Hi everyone, it's the first week of June so I thought it'd be a good time to see where I stand with my dividend portfolio. In prior articles I talk mostly about my quest to build positions in the S&P Dividend Aristocrats, but some of my dividend holdings are not on that list, and some will probably never be on that list (I have a few positions deep in the red that are best left for dead, but I'm not selling at the moment, I'm hopeful of a comeback).
At the moment I am managing two separate brokerage accounts: Interactive Brokers and ShareBuilder. I've written about this briefly before, and there are tradeoffs for each account, but my goal is to have all my securities in my Interactive Brokers account by the end of the year. Account transfers are easiest when the securities being transferred have been held for a year or longer; all my ShareBuilder holdings will go long-term on October 16, at which point I will initiate the [lengthy] process of transferring from SB. They don't allow ACATS so it's a bit tedious, but once it's done I'll be conducting all my taxable account activities within IB.
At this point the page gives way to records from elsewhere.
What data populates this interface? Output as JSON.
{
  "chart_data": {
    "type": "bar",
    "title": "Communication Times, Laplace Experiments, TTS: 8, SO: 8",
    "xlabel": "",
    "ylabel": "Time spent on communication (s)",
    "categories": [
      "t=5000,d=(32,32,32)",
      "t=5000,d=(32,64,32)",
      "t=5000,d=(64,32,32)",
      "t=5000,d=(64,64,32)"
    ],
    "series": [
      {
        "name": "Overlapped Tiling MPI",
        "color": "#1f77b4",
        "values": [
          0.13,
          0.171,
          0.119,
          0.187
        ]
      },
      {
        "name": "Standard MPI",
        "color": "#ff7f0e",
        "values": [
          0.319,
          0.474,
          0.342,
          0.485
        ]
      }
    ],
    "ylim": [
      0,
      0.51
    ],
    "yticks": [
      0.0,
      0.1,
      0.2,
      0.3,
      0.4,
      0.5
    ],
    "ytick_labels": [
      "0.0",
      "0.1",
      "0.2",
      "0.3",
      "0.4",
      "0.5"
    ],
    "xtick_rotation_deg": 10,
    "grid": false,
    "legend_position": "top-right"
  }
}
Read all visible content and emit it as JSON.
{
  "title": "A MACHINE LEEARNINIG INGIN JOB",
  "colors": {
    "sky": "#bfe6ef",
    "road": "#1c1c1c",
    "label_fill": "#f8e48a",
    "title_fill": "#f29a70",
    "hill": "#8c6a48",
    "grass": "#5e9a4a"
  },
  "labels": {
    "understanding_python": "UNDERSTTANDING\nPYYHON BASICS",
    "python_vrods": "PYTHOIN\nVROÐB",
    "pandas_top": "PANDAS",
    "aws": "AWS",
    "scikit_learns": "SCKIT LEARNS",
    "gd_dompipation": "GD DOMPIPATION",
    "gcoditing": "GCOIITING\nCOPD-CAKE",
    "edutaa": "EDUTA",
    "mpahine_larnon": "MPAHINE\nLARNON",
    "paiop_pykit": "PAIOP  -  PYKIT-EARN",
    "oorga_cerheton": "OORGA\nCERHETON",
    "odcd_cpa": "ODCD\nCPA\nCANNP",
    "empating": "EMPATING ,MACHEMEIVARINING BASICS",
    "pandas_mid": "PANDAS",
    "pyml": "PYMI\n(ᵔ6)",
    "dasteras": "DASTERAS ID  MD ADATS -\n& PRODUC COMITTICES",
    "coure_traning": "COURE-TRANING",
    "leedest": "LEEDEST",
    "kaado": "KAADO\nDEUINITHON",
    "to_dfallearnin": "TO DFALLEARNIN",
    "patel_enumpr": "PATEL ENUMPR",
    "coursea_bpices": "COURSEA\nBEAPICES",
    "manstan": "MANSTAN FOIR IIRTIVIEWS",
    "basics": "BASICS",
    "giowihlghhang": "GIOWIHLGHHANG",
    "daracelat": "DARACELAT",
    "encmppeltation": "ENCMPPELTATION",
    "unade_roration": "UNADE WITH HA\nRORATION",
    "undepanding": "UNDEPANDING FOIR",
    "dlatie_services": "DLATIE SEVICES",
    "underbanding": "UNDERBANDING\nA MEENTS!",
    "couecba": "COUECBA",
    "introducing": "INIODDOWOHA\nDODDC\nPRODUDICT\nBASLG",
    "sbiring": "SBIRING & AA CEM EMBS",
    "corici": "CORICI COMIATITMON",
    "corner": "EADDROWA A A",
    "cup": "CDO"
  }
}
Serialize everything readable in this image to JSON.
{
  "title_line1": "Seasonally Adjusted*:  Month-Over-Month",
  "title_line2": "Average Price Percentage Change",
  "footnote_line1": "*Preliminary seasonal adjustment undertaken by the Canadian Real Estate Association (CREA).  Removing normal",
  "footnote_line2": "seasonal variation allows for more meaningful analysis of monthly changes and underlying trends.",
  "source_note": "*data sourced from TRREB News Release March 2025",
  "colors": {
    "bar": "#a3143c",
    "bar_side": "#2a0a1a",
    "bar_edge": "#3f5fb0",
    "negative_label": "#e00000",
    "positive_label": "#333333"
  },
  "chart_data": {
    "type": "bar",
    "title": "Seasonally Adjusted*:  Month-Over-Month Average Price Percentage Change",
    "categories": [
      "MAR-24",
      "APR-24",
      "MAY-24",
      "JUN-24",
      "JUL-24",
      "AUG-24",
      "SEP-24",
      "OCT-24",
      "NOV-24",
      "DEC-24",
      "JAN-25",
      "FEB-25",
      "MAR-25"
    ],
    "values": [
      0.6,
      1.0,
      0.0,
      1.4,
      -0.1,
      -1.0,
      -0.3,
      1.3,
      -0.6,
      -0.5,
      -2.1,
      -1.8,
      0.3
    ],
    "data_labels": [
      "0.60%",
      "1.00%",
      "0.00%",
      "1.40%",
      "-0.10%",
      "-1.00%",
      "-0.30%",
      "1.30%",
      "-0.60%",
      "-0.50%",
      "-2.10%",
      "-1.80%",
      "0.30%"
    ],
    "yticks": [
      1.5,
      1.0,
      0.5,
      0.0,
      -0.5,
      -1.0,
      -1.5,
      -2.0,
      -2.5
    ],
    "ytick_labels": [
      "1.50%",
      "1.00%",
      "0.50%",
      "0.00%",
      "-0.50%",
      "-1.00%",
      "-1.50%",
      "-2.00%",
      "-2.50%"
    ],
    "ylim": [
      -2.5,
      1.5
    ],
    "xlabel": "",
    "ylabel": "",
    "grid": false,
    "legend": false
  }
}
As a side note, I do have some of the same companies in both accounts: CLF, PM and T. I will also look at adding to positions that are already in SB within my IB account, to anticipate the transfer over. A big goal here is to build round 100 share lots for option writing later. In the cast of AT&T (NYSE:T), I have 45 shares in SB and 30 shares in IB, I only need 25 more shares to get to 100, so naturally I'll buy them in the IB account. Another example: I have 44 shares of Coca Cola (NYSE:KO) in my SB account, but none in my IB account. KO goes ex-div on Wednesday June 12, so I might add some shares in the IB account, this way I'll have a head start getting to 100 shares in the IB account before the brokerage transfer.
I may have over-explained that one, but it's an important point. Between both of these accounts I hold 26 unique securities, 25 of which are dividend payers. I'm reaching the saturation point: getting into more than 30 positions is going to be over-diversified and likely not exceed the performance of the overall market. It will also require a lot more time to keep up with the events and outlook for each of those companies. At that point I may as well buy an S&P ETF. The only reason to add to my list now is so I can round out my dividend calendar. Otherwise, I should continue adding to the existing 25 dividend positions in the IB account.
I will put the list below, but I'm only tracking 24 securities, specifically because Petroleo Brasileiro (NYSE:PBR) pays an erratic dividend not worth tracking, and Solazyme (SZYM) does not pay one at all. So here are the true dividend payers:
First, the current dividend calendar as of June 9, 2013:
|Count of Divs||10||5||9||10||5||10||9||5||10||9||5||9|
This just shows the frequency of each dividend payment, from this it looks like I need to work on my Feb-May-Aug-Nov cycle in terms of frequency.
Now for the dividend payment amounts
I'm currently tracking $1,640 in dividend income yearly. We again see that the Feb-May-Aug-Nov cycle is a bit light on income, I could beef this up by adding to the existing five positions that pay during those months, or by adding four or five new positions with the same schedule.
And how am I doing building round lots?
That table is sorted from smallest to largest (ignore SZYM and PBR, I'm not adding to those). Those small lots at the top represent positions I have recently opened (except for PM, I've owned half those shares since the MO spinoff). This information, along with the dividend calendar and an assessment of current market value, helps me to determine how to make my next investment. I consider the dividend ex-date, the amount of income I'd be creating in any particular cycle, the market value of the security in question, and the number of shares required to get to 100. Those decision variables sometimes clash, and sometimes a buying opportunity will be missed due to lack of funds or other circumstances, but it provides a reasonably clear picture of how I think about my portfolio.
The purpose of this article was basically to provide full disclosure and paint a picture for the reader how I develop my strategy. I don't think it's entirely fair to readers that I write about my strategy without really showing how that strategy is playing out in real life. Considering some of the bad positions on that list (NYSE:CLF) I'm about break-even, so I'm not boasting about how much capital appreciation I've got, but about how much income I'm creating. I hope to build upon the dividend income strategy with my option income strategies later on when I have enough shares to write more covered calls. Furthermore, I would contest that this is more than a "set it and forget it" strategy due to the number of considerations involved in making an investment election. This portfolio does require me to keep up with news, press releases, earnings, and general public sentiment in order to ensure I'm parking my cash in a safe place.
Here is how the portfolio is made up in terms of % of investment and % of market value as of June 9
Additional disclosure: This is not investment advice. I am not a certified financial planner or any other type of investment professional. I am not offering advice, just showing how my personal strategy is playing out. Any decision you come to from reading this is your own, any market decision can result in financial losses.